【もちもち生地が汁に溶け込む】はっと汁とは?
はっと汁は、小麦粉を水で練って薄くのばした生地を汁に入れて煮込んだ郷土料理です。埼玉県をはじめ東北地方などでも「はっと」「ひっつみ」などの名前で伝わる料理で、さいたま市でも家庭の味として受け継がれてきました。「はっと」という名前の由来については諸説ありますが、かつてご馳走だったことから「食べることを禁止(御法度)された料理」という説や、「八斗」から来ているという説などがあります。いずれにせよ、地域の人々に長く愛されてきた伝統食であることは間違いありません。はっと汁の特徴は、薄く伸ばした小麦粉の生地がもちもちとした食感を持ちながら汁と一体化する点にあります。生地には醤油や味噌ベースの汁がしみ込み、具材の根菜類や鶏肉、豆腐などと共にひとつの汁として完成します。シンプルな材料ながら体が温まる滋養豊かな料理で、農繁期の食事としても重宝されてきました。
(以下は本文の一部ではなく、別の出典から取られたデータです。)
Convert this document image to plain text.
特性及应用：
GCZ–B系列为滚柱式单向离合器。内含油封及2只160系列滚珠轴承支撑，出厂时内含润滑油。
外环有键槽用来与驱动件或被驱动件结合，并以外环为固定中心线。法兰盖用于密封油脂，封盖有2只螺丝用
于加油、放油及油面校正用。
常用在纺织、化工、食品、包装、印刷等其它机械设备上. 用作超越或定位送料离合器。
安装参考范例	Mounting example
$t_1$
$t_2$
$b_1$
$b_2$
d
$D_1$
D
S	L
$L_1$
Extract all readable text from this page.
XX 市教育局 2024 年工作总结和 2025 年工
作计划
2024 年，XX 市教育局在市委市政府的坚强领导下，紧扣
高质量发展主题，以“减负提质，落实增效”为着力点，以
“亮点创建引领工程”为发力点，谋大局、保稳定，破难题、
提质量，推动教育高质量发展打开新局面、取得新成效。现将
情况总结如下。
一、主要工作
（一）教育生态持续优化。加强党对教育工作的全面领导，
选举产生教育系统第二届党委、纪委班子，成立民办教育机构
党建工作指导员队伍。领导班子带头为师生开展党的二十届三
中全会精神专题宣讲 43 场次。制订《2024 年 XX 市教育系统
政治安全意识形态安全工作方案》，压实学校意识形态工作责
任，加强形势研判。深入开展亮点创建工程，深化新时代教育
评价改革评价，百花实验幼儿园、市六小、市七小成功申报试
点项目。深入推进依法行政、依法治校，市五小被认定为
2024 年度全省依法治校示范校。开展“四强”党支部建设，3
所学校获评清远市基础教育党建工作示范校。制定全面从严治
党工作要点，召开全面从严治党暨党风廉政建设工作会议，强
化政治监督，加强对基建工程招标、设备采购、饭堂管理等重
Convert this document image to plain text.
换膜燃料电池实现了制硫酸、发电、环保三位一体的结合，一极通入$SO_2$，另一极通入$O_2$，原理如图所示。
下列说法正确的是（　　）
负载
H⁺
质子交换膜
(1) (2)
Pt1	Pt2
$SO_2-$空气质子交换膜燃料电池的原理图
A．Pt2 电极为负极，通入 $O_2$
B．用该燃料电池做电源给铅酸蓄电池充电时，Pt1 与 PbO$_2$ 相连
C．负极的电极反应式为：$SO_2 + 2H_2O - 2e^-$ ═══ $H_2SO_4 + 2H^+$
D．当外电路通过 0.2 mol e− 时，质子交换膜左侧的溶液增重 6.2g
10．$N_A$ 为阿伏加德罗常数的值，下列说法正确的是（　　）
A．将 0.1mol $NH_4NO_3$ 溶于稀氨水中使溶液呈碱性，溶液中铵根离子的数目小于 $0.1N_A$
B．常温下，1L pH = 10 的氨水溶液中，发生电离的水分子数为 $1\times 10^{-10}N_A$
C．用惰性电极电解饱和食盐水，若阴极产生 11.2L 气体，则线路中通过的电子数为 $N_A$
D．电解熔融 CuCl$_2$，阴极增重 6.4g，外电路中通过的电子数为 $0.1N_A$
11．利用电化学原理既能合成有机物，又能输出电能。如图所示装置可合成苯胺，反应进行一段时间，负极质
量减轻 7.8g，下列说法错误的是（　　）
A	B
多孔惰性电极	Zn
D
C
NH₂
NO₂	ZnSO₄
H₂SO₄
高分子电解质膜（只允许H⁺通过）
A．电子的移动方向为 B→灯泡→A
さいたま市内の郷土料理店や食育イベントでも提供されており、地域の食文化を後世に伝える大切な一品として位置づけられています。
私の推しポイント
はっと汁の魅力は、小麦粉生地のもちもち食感と汁の旨みが口の中でひとつになるほっこりとした味わいにあります。現代では家庭で作る機会が少なくなってきましたが、一度食べると懐かしさとともに心が温まります。地域の食文化を体験できる郷土汁として、ぜひ味わってほしい一品です。